Mounted Needles of one type or another are very useful in
microscopy and dissection. They are simply made and the materials are
inexpensive. Ordinary sewing needles are readily available in a wide
variety of lengths and thickness.|
These use wooden dowel for the handles, the long version (type 1) typically uses 6 mm diameter dowel whilst the stubby types use 9 mm diameter.
The Type 2 single needle has a round handle but may benefit from having a small flat sanded on it to stop it rolling off the desk. The type 3 twin version is shown here with a reduced flat handle... I find this gives more control and lets me feel what is happening. The lengths are not critical...Use what you find comfortable. I varnish mine so that they are more easily washed.
I have problems...
in getting my hands and fingers to perform delicate operations and so I tried making some broad handles from 6mm plywood so that there would be more friction when gripped between finger and thumb.
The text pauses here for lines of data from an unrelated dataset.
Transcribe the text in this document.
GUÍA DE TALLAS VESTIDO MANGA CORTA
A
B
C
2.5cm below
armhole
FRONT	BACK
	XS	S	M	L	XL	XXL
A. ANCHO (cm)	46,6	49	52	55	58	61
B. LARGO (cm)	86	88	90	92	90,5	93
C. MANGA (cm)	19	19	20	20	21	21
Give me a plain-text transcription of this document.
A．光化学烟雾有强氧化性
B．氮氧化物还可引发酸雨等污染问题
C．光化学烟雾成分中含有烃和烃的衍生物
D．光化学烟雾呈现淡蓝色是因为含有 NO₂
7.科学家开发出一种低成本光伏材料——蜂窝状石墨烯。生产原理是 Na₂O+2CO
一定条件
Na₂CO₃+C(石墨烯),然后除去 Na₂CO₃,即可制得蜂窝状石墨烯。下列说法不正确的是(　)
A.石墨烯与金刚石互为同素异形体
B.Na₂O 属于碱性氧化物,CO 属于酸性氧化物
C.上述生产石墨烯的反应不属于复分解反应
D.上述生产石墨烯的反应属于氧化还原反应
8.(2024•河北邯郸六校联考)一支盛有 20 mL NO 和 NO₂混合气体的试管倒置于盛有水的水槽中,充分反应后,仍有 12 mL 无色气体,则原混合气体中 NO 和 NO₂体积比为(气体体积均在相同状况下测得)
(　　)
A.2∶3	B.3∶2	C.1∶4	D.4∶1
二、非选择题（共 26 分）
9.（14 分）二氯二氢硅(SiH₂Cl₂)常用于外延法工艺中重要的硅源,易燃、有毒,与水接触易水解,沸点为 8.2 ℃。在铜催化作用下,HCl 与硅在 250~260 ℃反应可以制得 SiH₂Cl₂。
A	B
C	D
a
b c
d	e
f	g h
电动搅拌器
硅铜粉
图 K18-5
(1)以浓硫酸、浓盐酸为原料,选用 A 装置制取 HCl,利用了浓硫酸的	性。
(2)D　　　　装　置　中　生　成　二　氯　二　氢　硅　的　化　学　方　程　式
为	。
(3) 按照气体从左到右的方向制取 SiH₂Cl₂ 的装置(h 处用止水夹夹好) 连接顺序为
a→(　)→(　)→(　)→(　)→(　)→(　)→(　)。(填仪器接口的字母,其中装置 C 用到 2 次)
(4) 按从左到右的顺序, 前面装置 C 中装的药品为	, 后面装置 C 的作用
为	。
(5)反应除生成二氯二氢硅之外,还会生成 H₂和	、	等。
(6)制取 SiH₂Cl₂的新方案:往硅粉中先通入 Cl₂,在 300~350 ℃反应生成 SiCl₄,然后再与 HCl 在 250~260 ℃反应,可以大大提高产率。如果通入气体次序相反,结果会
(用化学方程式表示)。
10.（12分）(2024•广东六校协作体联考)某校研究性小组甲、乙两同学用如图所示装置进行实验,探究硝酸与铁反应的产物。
The type 6 item on extreme right works well but the types 4 & 5 seem to be somewhat "handle heavy".
I tend to hoard odd bit of wood but apart from some very thin aeromodelling ply I had nothing suitable...
Then I found the beech lollipop stick that is illustrated in the drawing below (type A).
The lollipop stick is 2 mm thick which is ideal for the paddle itself but not thick enough to accept the needles so I cut it in the fashion denoted by the red lines shown at "B".
The smaller pieces were laminated "crossgrain" onto the paddle, using waterproof PVA glue, and clamping firmly in a vice overnight. (Diagram "C")
The shape depicted in diagram "D" was fashioned using a "Dremel" tool fitted with a 15 mm sanding drum.
The finished articles are illustrated as types "E", "F" & "G".
In all the types...
the needles are fixed into the handles by first drilling a pilot hole that is 90% of the diameter of the needle being used. Then a blob of cyanoacrylate glue (superglue) is placed on the end of the handle and the needle is forced into position using pliers to grip the needle.
Alternatively the needle can be held, point down, in the jaws of a vice and the handle, with blob of superglue, tapped onto the protruding "eye" end.
These mounted needles may be used for dissection, fixing specimens to blocks, Placing wings on adhesive strips during Wing Mounting and other tasks.
For a cutting action "Diabetic" syringes may be used as the integral needle is sharpened to a cutting edge at it's tip and the plastic barrel acts as a handle.
The Plywood and lollopop stick versions may be lightened by drilling holes (the edges of the holes may provide extra purchase as the soft tips of thumb and forefinger will swell into the holes due to the gripping pressure).